Пожалуй, так же. Радость, с какой Хедвиг Прингсхайм педантично и одновременно с гордостью записывает какое-нибудь крепкое словцо, употребленное дочерью, четко дает понять, что дамы семейства Прингсхайм сделаны из одного теста. Например, запись от января 1898 года наглядно доказывает, какое удовольствие получала мать от Катиных словесных шалостей. «Дети находят, что у моего платья очень глубокий вырез. „Слава Богу, не до срамного места“, — говорит Катя. Все в ужасе застывают. Я спрашиваю, что она имеет в виду. „Ну, у Гомера говорится, что герой так глубоко заходит в воду, что она доходит ему почти до срамного места. Я нашла в словаре слово „срамной“, но господин Рёкль [их преподаватель греческого] перевел его на уроке так: „она доходит ему почти до груди“, поэтому я и решила, что срам — это грудь“. А на другой день Катя рассказывала, что когда речь зашла теперь уже о грудных сосках, бедрах и пупке, то она все это перевела одним словом „грудь“».

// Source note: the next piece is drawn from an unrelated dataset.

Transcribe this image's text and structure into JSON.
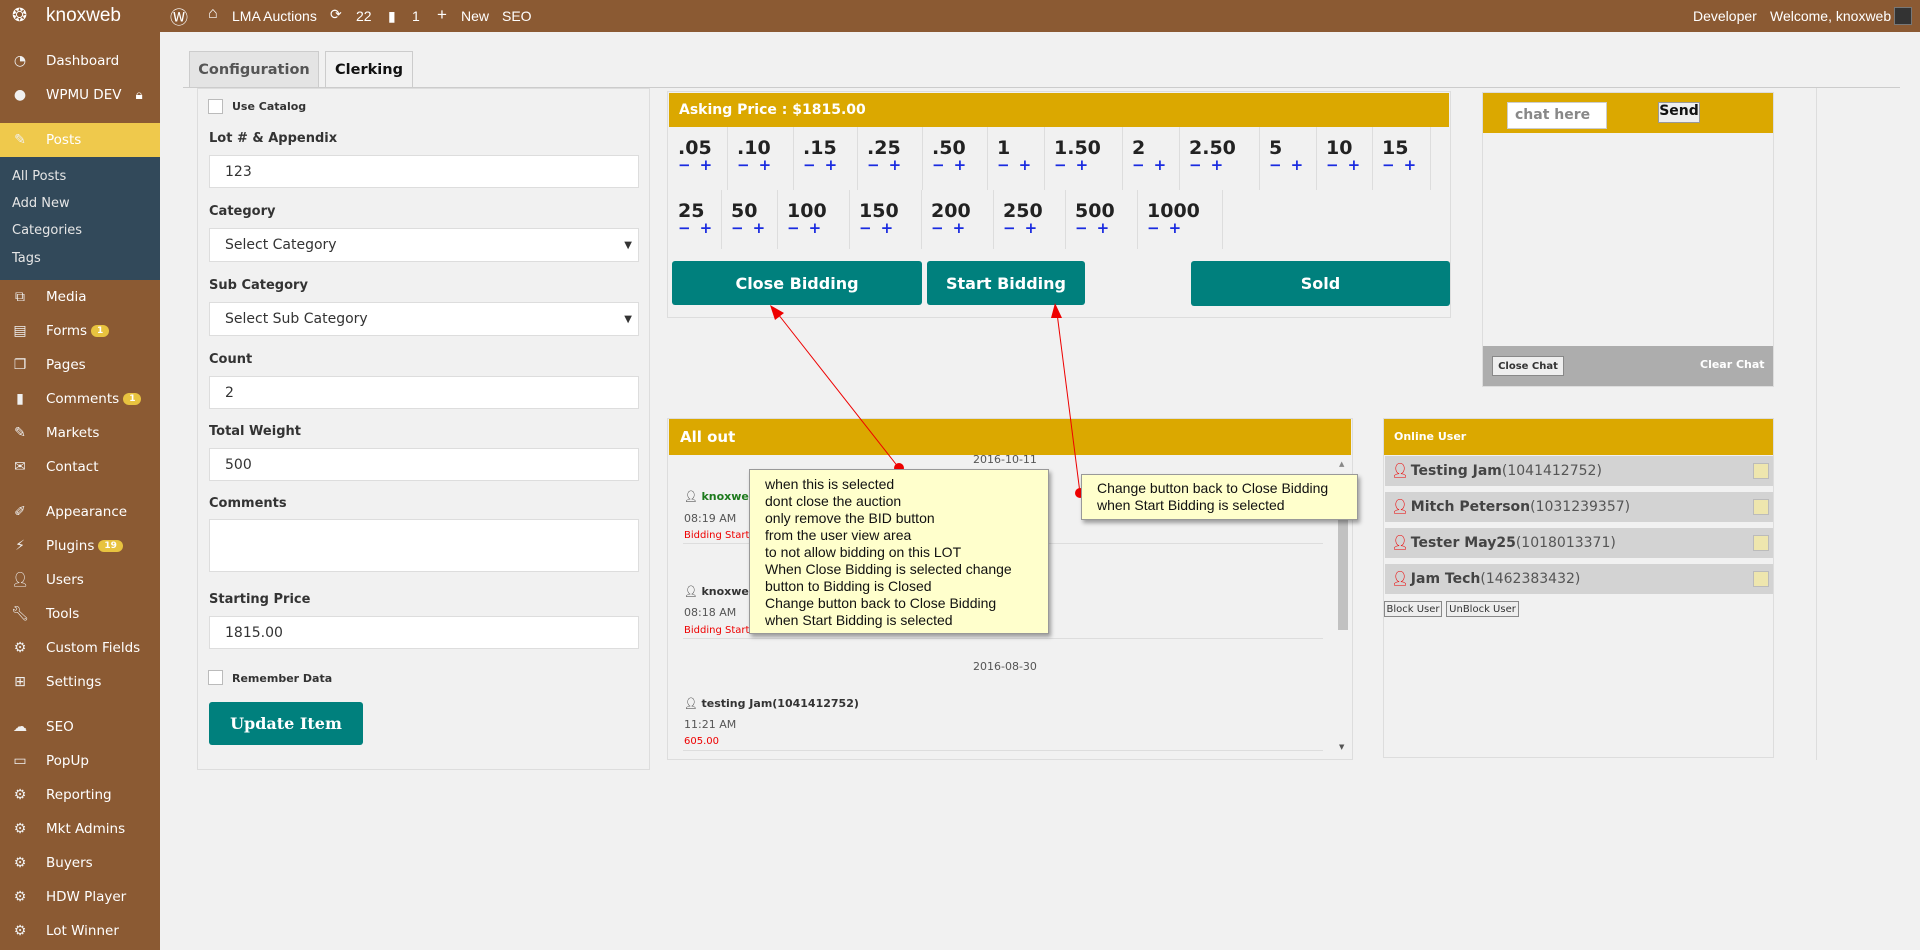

Неудивительно, что вместе с матерью над Катиными языковыми причудами тайком потешались и братья и всегда звали ее, совсем еще маленькую девочку, делать вместе с ними заданные им упражнения по французскому и латыни. Судя по всему, мальчики восхищались своей единственной сестрой, несмотря на ее нежелание быть девочкой. «Мальчики боготворят Кати, — свидетельствует запись матери в мае 1885 года. — Они целуют ей ножки и спорят из-за того, кому завтра выпадет честь принять ее в кровати». И нигде ни слова не говорится о том, что Кате эти или более поздние проявления симпатии и внимания с их стороны были бы неприятны. Она полагала, что это вполне естественно.
Когда читаешь подряд записи матери, бросается в глаза — если учесть годы, когда они были написаны, — большая свобода и естественность в отношениях не только матери с детьми, но и между братьями и сестрой. Вполне понятно, что детям нравилось залезать в постель к родителям и они потом делились своими ощущениями. «Шестилетний Эрик, лежа рядом со мной в постели, сказал: „Мамочка, я знаю голым только твое лицо, а мне хочется увидеть голой тебя всю“». А однажды, когда отец хотел закрыть дверь своей комнаты, где он разговаривал с дочерью, поскольку в соседней комнате мальчики готовились ко сну, девятилетняя Кати запротестовала: должна же она когда-то «знакомиться с жизнью». В разговорах на тему «откуда берутся дети?» родители принимали непосредственное участие. «В аиста не верит никто, — записывает мать в 1889 году в день рождения Петера. — Кати считает, что они [дети] падают из дыры в небе», в то время как Петер «совершенно точно уверен»: «ты высиживаешь их так же, как коровы высиживают телят». Однако и ему не все было ясно, и он хотел еще кое о чем спросить: «Если бы только знать, как они получаются», — добросовестно записала за ним мать.
То, что «у неженатых людей тоже появляются дети», ни у кого сомнений не вызывало. Видимо, старший брат основательно изучил календарь своего отца, где, как он сказал, черным по белому написано, что «в Мюнхене ежегодно рождается несколько тысяч внебрачных детей», и к тому же мы ведь знаем, что у Эмилии тоже есть ребенок. Несколько лет спустя девятилетняя Катя обладала такими разнообразными познаниями, что была в состоянии дать весьма сомнительное, но, как всегда, очень оригинальное объяснение: «В древности не любили детей, и теперь я знаю, почему женщины занимали тогда такое низкое положение: потому что они делают детей».
Возникавшие порою щекотливые ситуации тоже не подпадали под табу. Очевидно, от детей не укрылись и похождения отца, о чем судачил весь Мюнхен: Альфред Прингсхайм слыл в городе «отпетым ветреником» (так, по крайней мере, выразился двенадцатилетний Эрик в разговоре с матерью). На вопрос, что он под этим имеет в виду, сын ответил: «Ну, то, что он каждый день бегает то за одной, то за другой, сегодня Ханхен, завтра — Милка […], разве это не так?» Каждый вправе делать то, «что доставляет ему удовольствие», — возразила мать; находившийся рядом восьмилетний Клаус со слезами на глазах в ужасе прошептал: «Фэй — второй Франкфуртер!» Тут мы все громко рассмеялись, пишет Хедвиг Прингсхайм: «На днях я прочитала им об одном ужасно навязчивом парне по фамилии Франкфуртер, который очень докучал театральным дамам».